Types de documents reconnus par le système
Parties dans le même dossier
Agences qui l'utilisent aujourd'hui
Client
SignFast
Secteur
Immobilier et notariat
Service
Développement de produit en partenariat
Statut
Utilisé par trois agences, lancement en préparation
SignFast n'est pas une mission ordinaire mais un partenariat : nous construisons la plateforme avec des professionnels du secteur. Elle s'adresse aux agences immobilières qui rédigent des compromis de vente et doivent, pour cela, travailler main dans la main avec des notaires, des acheteurs et des vendeurs. C'est l'étape administrative la plus lourde d'une vente, et celle où un dossier prend le plus souvent du retard.
Le défi
Chaque compromis repartait de zéro. Noms, adresses, montants et clauses étaient recopiés à la main depuis un ensemble de documents rarement complet : titre de propriété, certificat PEB, attestation du sol, extrait cadastral, pièces d'identité. Un travail lent, où la moindre faute de frappe a des conséquences juridiques.
Puis venait le second problème. Le projet partait en pièce jointe chez le notaire, revenait annoté dans un autre document, repartait.
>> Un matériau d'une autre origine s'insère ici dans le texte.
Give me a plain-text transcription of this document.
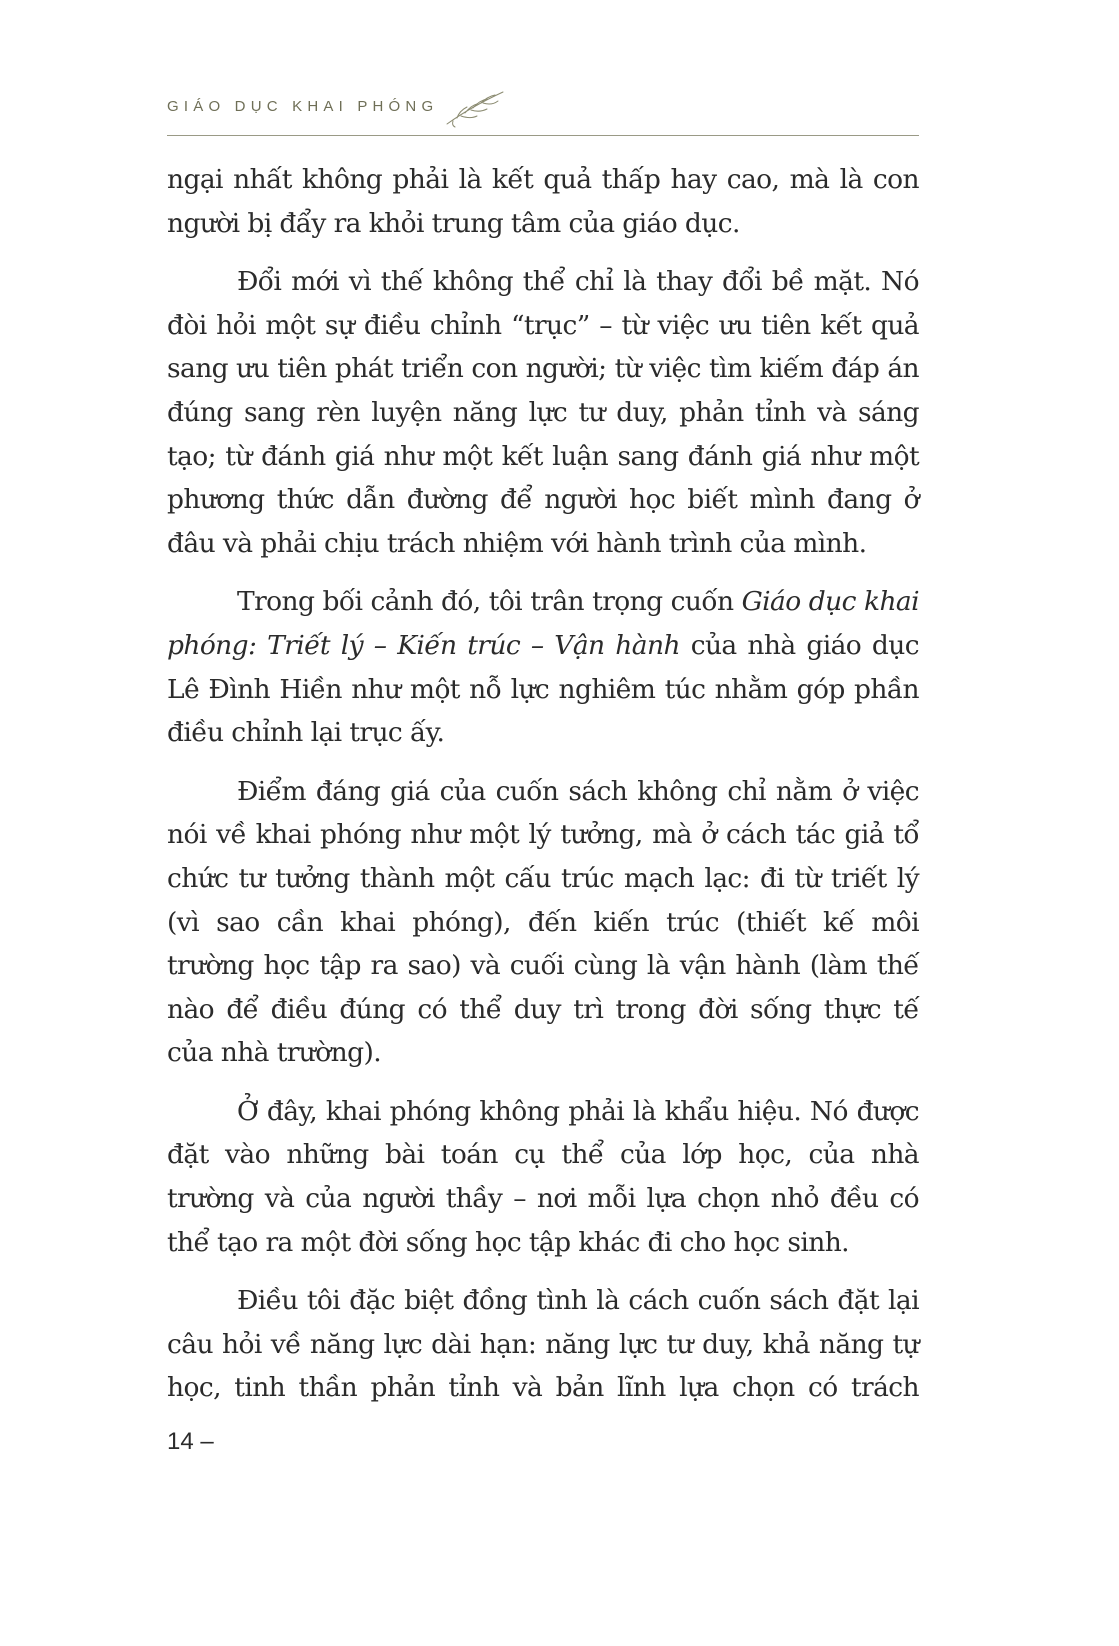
GIÁO DỤC KHAI PHÓNG

ngại nhất không phải là kết quả thấp hay cao, mà là con người bị đẩy ra khỏi trung tâm của giáo dục.

Đổi mới vì thế không thể chỉ là thay đổi bề mặt. Nó đòi hỏi một sự điều chỉnh “trục” – từ việc ưu tiên kết quả sang ưu tiên phát triển con người; từ việc tìm kiếm đáp án đúng sang rèn luyện năng lực tư duy, phản tỉnh và sáng tạo; từ đánh giá như một kết luận sang đánh giá như một phương thức dẫn đường để người học biết mình đang ở đâu và phải chịu trách nhiệm với hành trình của mình.

Trong bối cảnh đó, tôi trân trọng cuốn Giáo dục khai phóng: Triết lý – Kiến trúc – Vận hành của nhà giáo dục Lê Đình Hiền như một nỗ lực nghiêm túc nhằm góp phần điều chỉnh lại trục ấy.

Điểm đáng giá của cuốn sách không chỉ nằm ở việc nói về khai phóng như một lý tưởng, mà ở cách tác giả tổ chức tư tưởng thành một cấu trúc mạch lạc: đi từ triết lý (vì sao cần khai phóng), đến kiến trúc (thiết kế môi trường học tập ra sao) và cuối cùng là vận hành (làm thế nào để điều đúng có thể duy trì trong đời sống thực tế của nhà trường).

Ở đây, khai phóng không phải là khẩu hiệu. Nó được đặt vào những bài toán cụ thể của lớp học, của nhà trường và của người thầy – nơi mỗi lựa chọn nhỏ đều có thể tạo ra một đời sống học tập khác đi cho học sinh.

Điều tôi đặc biệt đồng tình là cách cuốn sách đặt lại câu hỏi về năng lực dài hạn: năng lực tư duy, khả năng tự học, tinh thần phản tỉnh và bản lĩnh lựa chọn có trách

14 –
Des annexes se perdaient, les versions se mélangeaient et les délais glissaient. Pendant ce temps, acheteur et vendeur appelaient l'agent, parce qu'ils ne voyaient rien du tout.
Notre approche
Nous sommes partis des documents eux-mêmes. Déposez un fichier dans le dossier et vous n'avez pas à préciser ce dont il s'agit : le système reconnaît quarante types de documents du secteur immobilier belge et en extrait ce dont le compromis a besoin. Et il s'arrête là. Le compromis se compose à partir de modèles fixes, et l'agent confirme ou corrige chaque champ. Dans un document que des personnes signent, il ne doit pas figurer de texte que personne n'a écrit.
Autour de ce dossier, nous avons réuni toutes les parties. Le notaire réagit clause par clause plutôt que par mail, avec un historique des versions et une validation claire. Acheteur et vendeur disposent de leur propre page avec une liste de contrôle et y déposent leurs pièces. La signature est électronique et juridiquement contraignante.
Le résultat
Ce qui relevait du recopiage consiste désormais à confirmer ce qui est déjà rempli. Et les allers-retours ont disparu : les remarques du notaire se rattachent à la clause qu'elles concernent plutôt qu'à une énième pièce jointe, acheteur et vendeur voient eux-mêmes où en est le dossier, et la question de la dernière version ne se pose plus. S'il manque un document obligatoire, l'agence le sait avant le notaire.
La suite
Trois agences l'utilisent aujourd'hui. La plateforme n'est pas encore accessible publiquement : nous la développons à partir de ce que ces agences rencontrent au quotidien, en vue d'un lancement plus large.